Mitochondrial Localization: Sequestration within the mitochondrial matrix ensures the enzyme functions in close proximity to the methylmalonic CoA pathway enzymes, facilitating efficient substrate channeling and metabolic regulation through compartmentalization.

Key Comparisons

Enzyme Property	(S)-Methylmalonyl-CoA Hydrolase	Methylmalonyl-CoA Mutase	HIB-CoA Hydrolase
EC Classification	EC 3.1.2.17 (thioester hydrolase)	EC 5.4.99.2 (isomerase)	Similar hydrolase family
Primary Substrate	(S)-methylmalonyl-CoA	(R)-methylmalonyl-CoA	3-hydroxyisobutyryl-CoA
Cofactor Requirement	None required	Cobalamin (B12) required	None required
Metabolic Role	Safety valve; produces methylmalonate	Main pathway; produces succinyl-CoA	Propanoate metabolism
pH Optimum	pH 6.0	Variable (cofactor-dependent)	Similar to methylmalonyl-CoA hydrolase

Why It Matters

Metabolic Regulation: This enzyme controls the intracellular concentration of methylmalonyl-CoA, preventing accumulation of a potentially toxic metabolite that could disrupt cellular function and energy metabolism through CoA sequestration.
Cobalamin Deficiency Response: During B12 deficiency, when the primary methylmalonyl-CoA mutase pathway is blocked, this hydrolase becomes essential for converting excess methylmalonyl-CoA into water-soluble methylmalonic acid that can be excreted in urine, preventing severe metabolic acidosis.
Amino Acid Catabolism: The enzyme participates in the complete oxidation of branched-chain amino acids (valine, leucine, isoleucine), which comprises approximately 5-10% of total dietary protein and is essential for muscle protein turnover and nitrogen balance.
Clinical Diagnostic Value: Elevated urinary methylmalonic acid levels indicate either cobalamin deficiency or defects in the methylmalonyl-CoA pathway, making this enzyme's activity an important clinical biomarker for assessing B12 status and amino acid metabolism disorders.
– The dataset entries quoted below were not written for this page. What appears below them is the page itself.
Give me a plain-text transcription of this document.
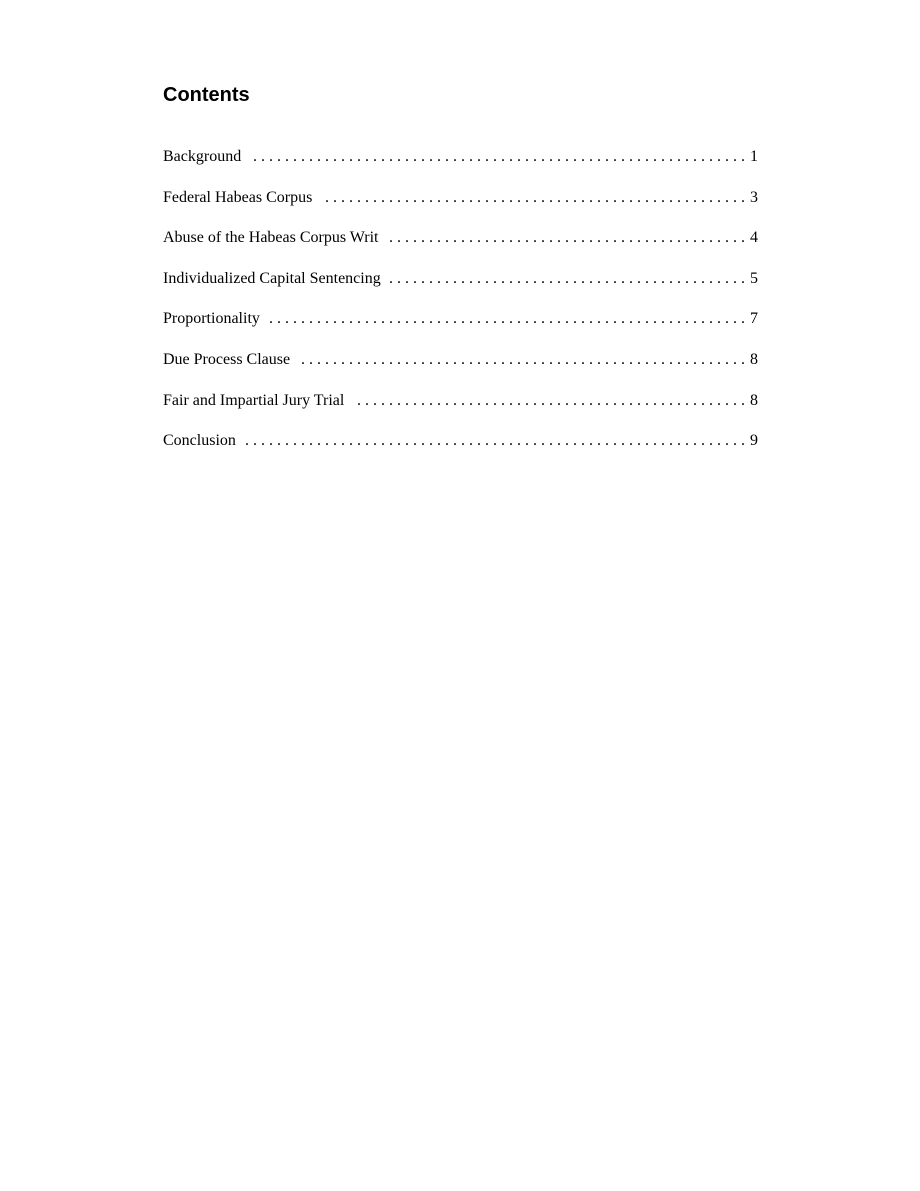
Contents
Background . . .	1
Federal Habeas Corpus . . .	3
Abuse of the Habeas Corpus Writ . . .	4
Individualized Capital Sentencing . . .	5
Proportionality . . .	7
Due Process Clause . . .	8
Fair and Impartial Jury Trial . . .	8
Conclusion . . .	9
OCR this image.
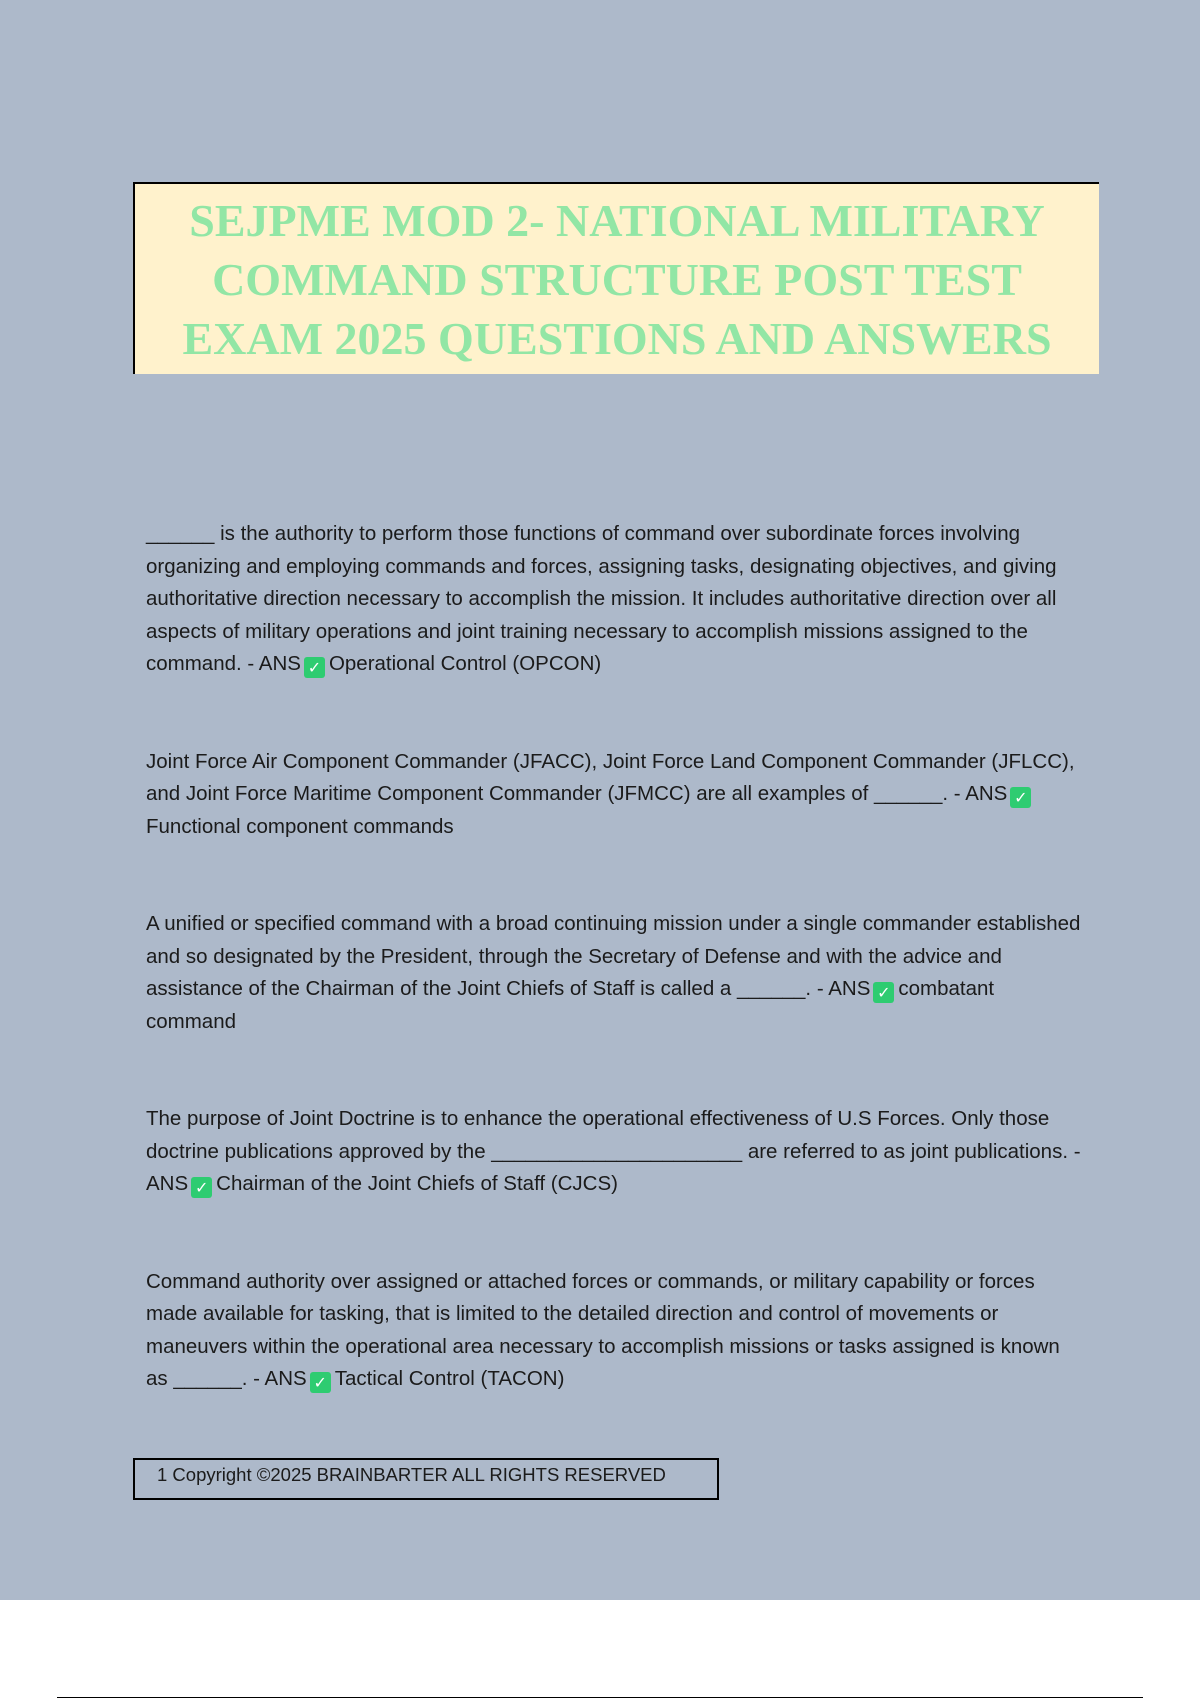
SEJPME MOD 2- NATIONAL MILITARY COMMAND STRUCTURE POST TEST EXAM 2025 QUESTIONS AND ANSWERS
______ is the authority to perform those functions of command over subordinate forces involving organizing and employing commands and forces, assigning tasks, designating objectives, and giving authoritative direction necessary to accomplish the mission. It includes authoritative direction over all aspects of military operations and joint training necessary to accomplish missions assigned to the command. - ANS ✓ Operational Control (OPCON)
Joint Force Air Component Commander (JFACC), Joint Force Land Component Commander (JFLCC), and Joint Force Maritime Component Commander (JFMCC) are all examples of ______. - ANS ✓Functional component commands
A unified or specified command with a broad continuing mission under a single commander established and so designated by the President, through the Secretary of Defense and with the advice and assistance of the Chairman of the Joint Chiefs of Staff is called a ______. - ANS ✓ combatant command
The purpose of Joint Doctrine is to enhance the operational effectiveness of U.S Forces. Only those doctrine publications approved by the ______________________ are referred to as joint publications. - ANS ✓ Chairman of the Joint Chiefs of Staff (CJCS)
Command authority over assigned or attached forces or commands, or military capability or forces made available for tasking, that is limited to the detailed direction and control of movements or maneuvers within the operational area necessary to accomplish missions or tasks assigned is known as ______. - ANS ✓ Tactical Control (TACON)
1 Copyright ©2025 BRAINBARTER ALL RIGHTS RESERVED
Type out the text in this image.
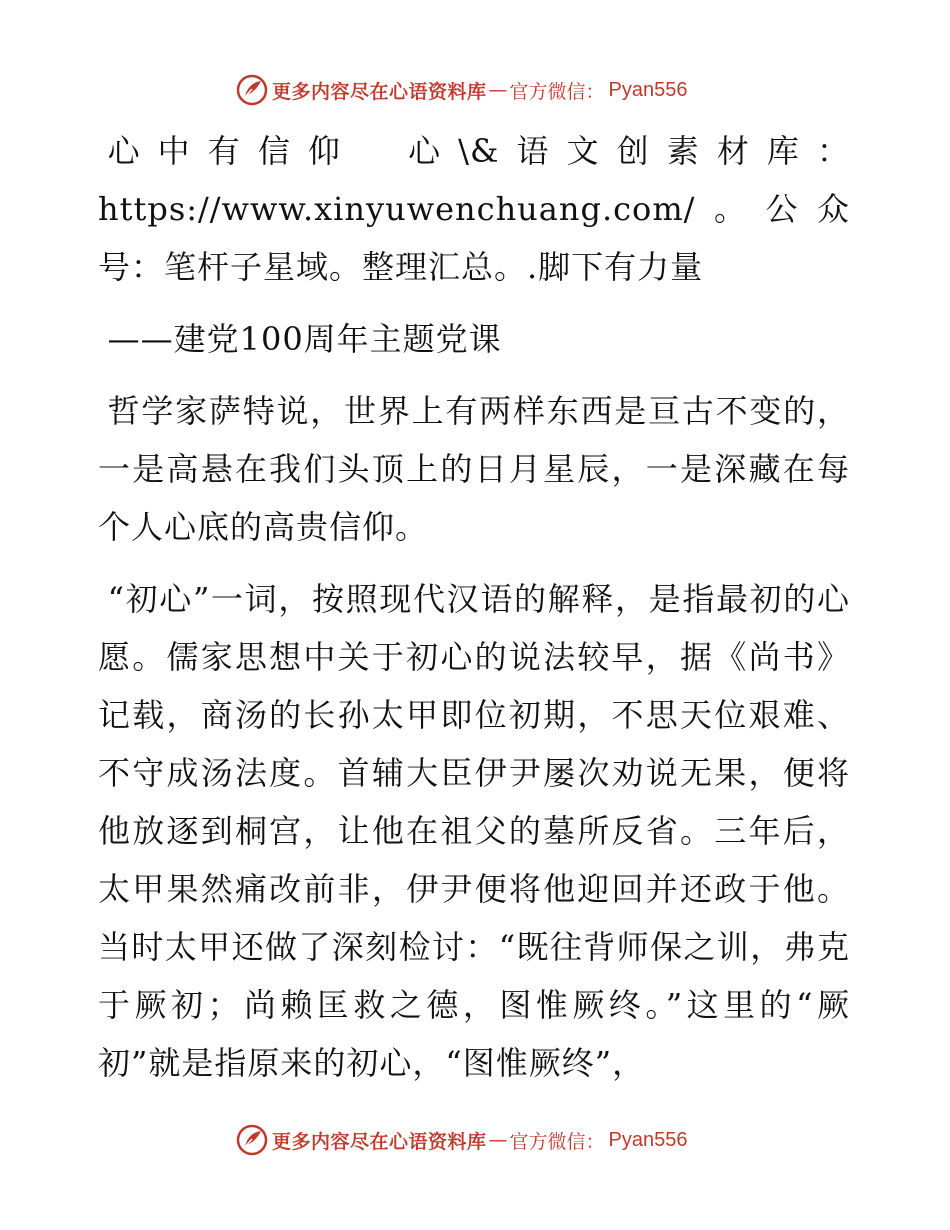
更多内容尽在心语资料库 — 官方微信： Pyan556

心中有信仰　心\&语文创素材库：https://www.xinyuwenchuang.com/。公众号：笔杆子星域。整理汇总。.脚下有力量

——建党100周年主题党课

哲学家萨特说，世界上有两样东西是亘古不变的，一是高悬在我们头顶上的日月星辰，一是深藏在每个人心底的高贵信仰。

“初心”一词，按照现代汉语的解释，是指最初的心愿。儒家思想中关于初心的说法较早，据《尚书》记载，商汤的长孙太甲即位初期，不思天位艰难、不守成汤法度。首辅大臣伊尹屡次劝说无果，便将他放逐到桐宫，让他在祖父的墓所反省。三年后，太甲果然痛改前非，伊尹便将他迎回并还政于他。当时太甲还做了深刻检讨：“既往背师保之训，弗克于厥初；尚赖匡救之德，图惟厥终。”这里的“厥初”就是指原来的初心，“图惟厥终”，

更多内容尽在心语资料库 — 官方微信： Pyan556
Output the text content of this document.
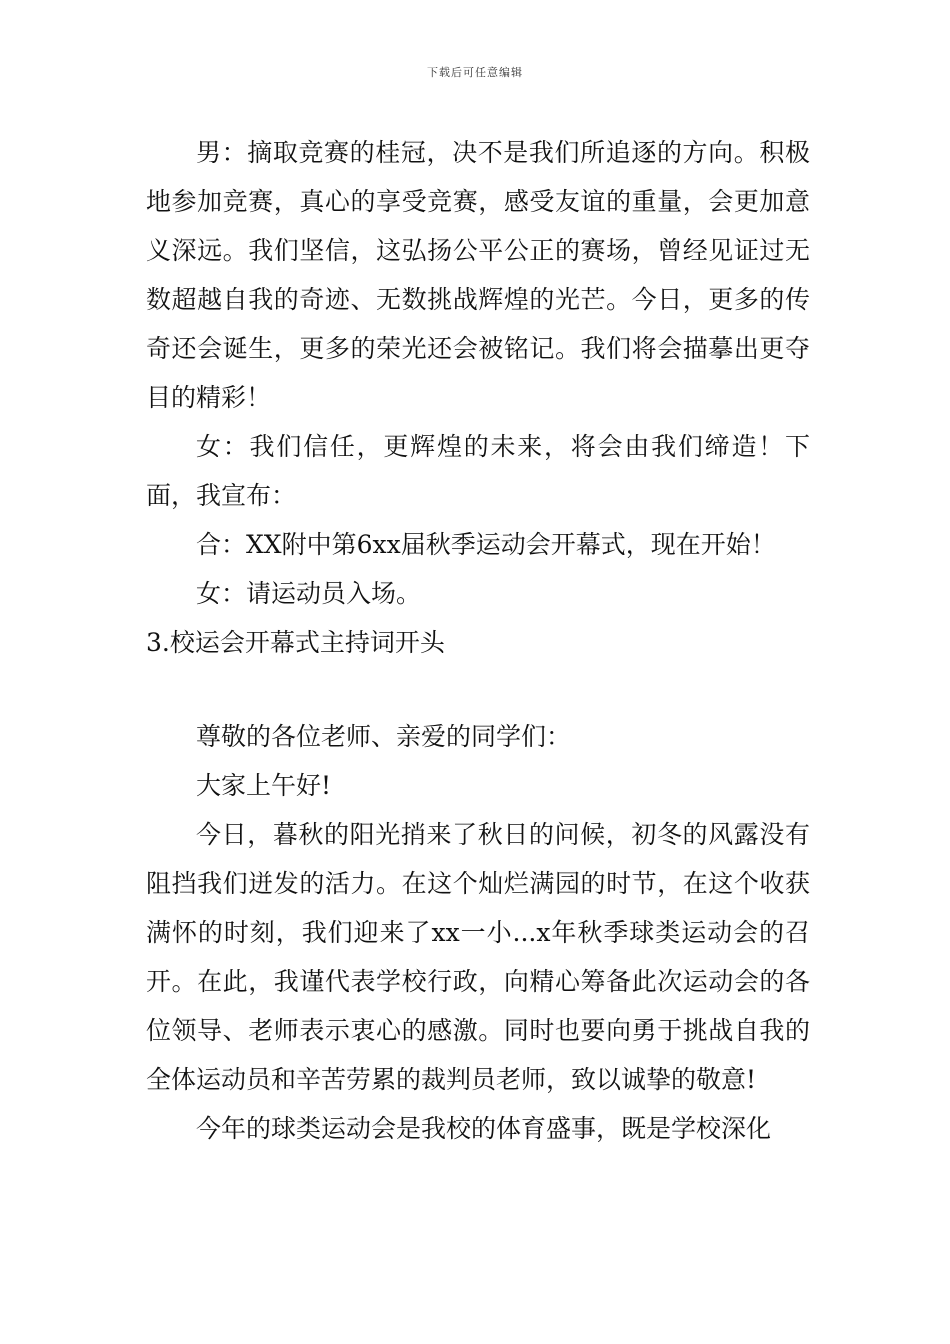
下载后可任意编辑

男：摘取竞赛的桂冠，决不是我们所追逐的方向。积极地参加竞赛，真心的享受竞赛，感受友谊的重量，会更加意义深远。我们坚信，这弘扬公平公正的赛场，曾经见证过无数超越自我的奇迹、无数挑战辉煌的光芒。今日，更多的传奇还会诞生，更多的荣光还会被铭记。我们将会描摹出更夺目的精彩！

女：我们信任，更辉煌的未来，将会由我们缔造！下面，我宣布：

合：XX附中第6xx届秋季运动会开幕式，现在开始！

女：请运动员入场。

3.校运会开幕式主持词开头

尊敬的各位老师、亲爱的同学们：

大家上午好!

今日，暮秋的阳光捎来了秋日的问候，初冬的风露没有阻挡我们迸发的活力。在这个灿烂满园的时节，在这个收获满怀的时刻，我们迎来了xx一小...x年秋季球类运动会的召开。在此，我谨代表学校行政，向精心筹备此次运动会的各位领导、老师表示衷心的感激。同时也要向勇于挑战自我的全体运动员和辛苦劳累的裁判员老师，致以诚挚的敬意!

今年的球类运动会是我校的体育盛事，既是学校深化
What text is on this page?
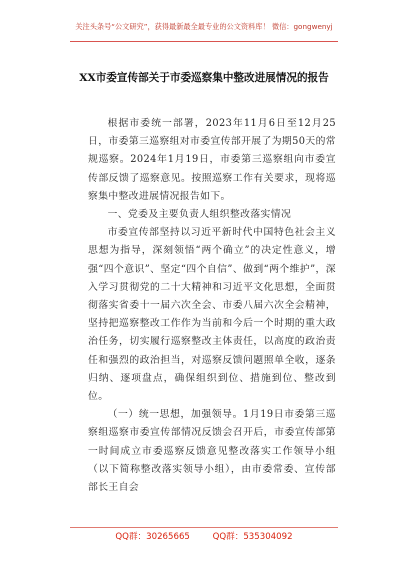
关注头条号“公文研究”，获得最新最全最专业的公文资料库！ 微信：gongwenyj
XX市委宣传部关于市委巡察集中整改进展情况的报告

根据市委统一部署，2023年11月6日至12月25日，市委第三巡察组对市委宣传部开展了为期50天的常规巡察。2024年1月19日，市委第三巡察组向市委宣传部反馈了巡察意见。按照巡察工作有关要求，现将巡察集中整改进展情况报告如下。

一、党委及主要负责人组织整改落实情况

市委宣传部坚持以习近平新时代中国特色社会主义思想为指导，深刻领悟“两个确立”的决定性意义，增强“四个意识”、坚定“四个自信”、做到“两个维护”，深入学习贯彻党的二十大精神和习近平文化思想，全面贯彻落实省委十一届六次全会、市委八届六次全会精神，坚持把巡察整改工作作为当前和今后一个时期的重大政治任务，切实履行巡察整改主体责任，以高度的政治责任和强烈的政治担当，对巡察反馈问题照单全收，逐条归纳、逐项盘点，确保组织到位、措施到位、整改到位。

（一）统一思想，加强领导。1月19日市委第三巡察组巡察市委宣传部情况反馈会召开后，市委宣传部第一时间成立市委巡察反馈意见整改落实工作领导小组（以下简称整改落实领导小组），由市委常委、宣传部部长王自会

QQ群：30265665	QQ群：535304092
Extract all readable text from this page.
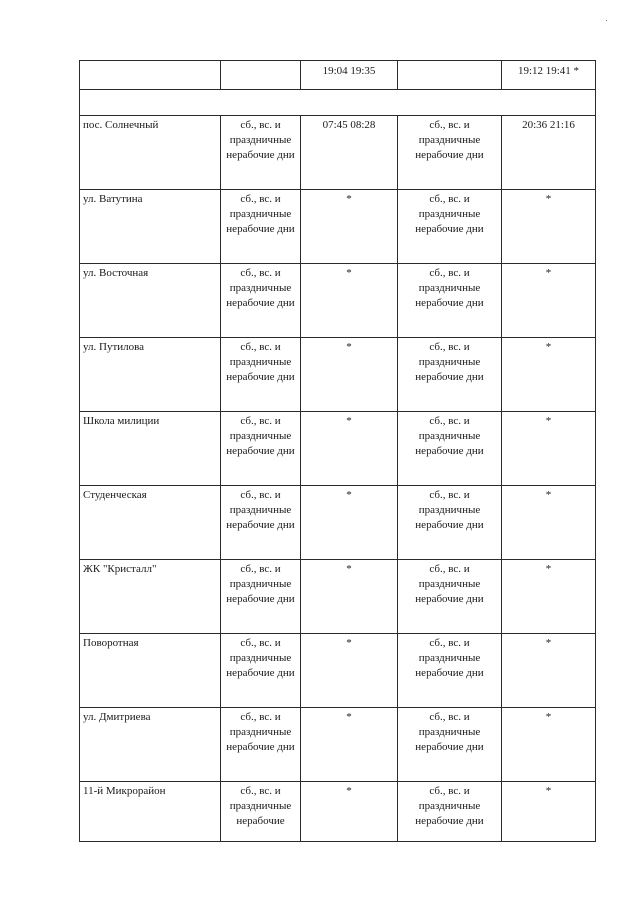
		19:04 19:35		19:12 19:41 *

пос. Солнечный	сб., вс. и праздничные нерабочие дни	07:45 08:28	сб., вс. и праздничные нерабочие дни	20:36 21:16
ул. Ватутина	сб., вс. и праздничные нерабочие дни	*	сб., вс. и праздничные нерабочие дни	*
ул. Восточная	сб., вс. и праздничные нерабочие дни	*	сб., вс. и праздничные нерабочие дни	*
ул. Путилова	сб., вс. и праздничные нерабочие дни	*	сб., вс. и праздничные нерабочие дни	*
Школа милиции	сб., вс. и праздничные нерабочие дни	*	сб., вс. и праздничные нерабочие дни	*
Студенческая	сб., вс. и праздничные нерабочие дни	*	сб., вс. и праздничные нерабочие дни	*
ЖК "Кристалл"	сб., вс. и праздничные нерабочие дни	*	сб., вс. и праздничные нерабочие дни	*
Поворотная	сб., вс. и праздничные нерабочие дни	*	сб., вс. и праздничные нерабочие дни	*
ул. Дмитриева	сб., вс. и праздничные нерабочие дни	*	сб., вс. и праздничные нерабочие дни	*
11-й Микрорайон	сб., вс. и праздничные нерабочие	*	сб., вс. и праздничные нерабочие дни	*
Understanding (S)-methylmalonyl-CoA hydrolase illuminates how cells maintain metabolic homeostasis through enzyme redundancy and regulatory mechanisms. The enzyme exemplifies the principle that cells possess backup pathways to handle metabolic emergencies—in this case, the accumulation of toxic intermediates when primary pathways fail. Its discovery and characterization have been instrumental in understanding methylmalonic aciduria and related inborn errors of metabolism, conditions where genetic defects in this enzyme or its cofactors can lead to severe neurological and metabolic complications. Continued research into this enzyme's regulation and role in various pathophysiological states promises therapeutic applications for treating metabolic disorders and optimizing cellular metabolism in disease states.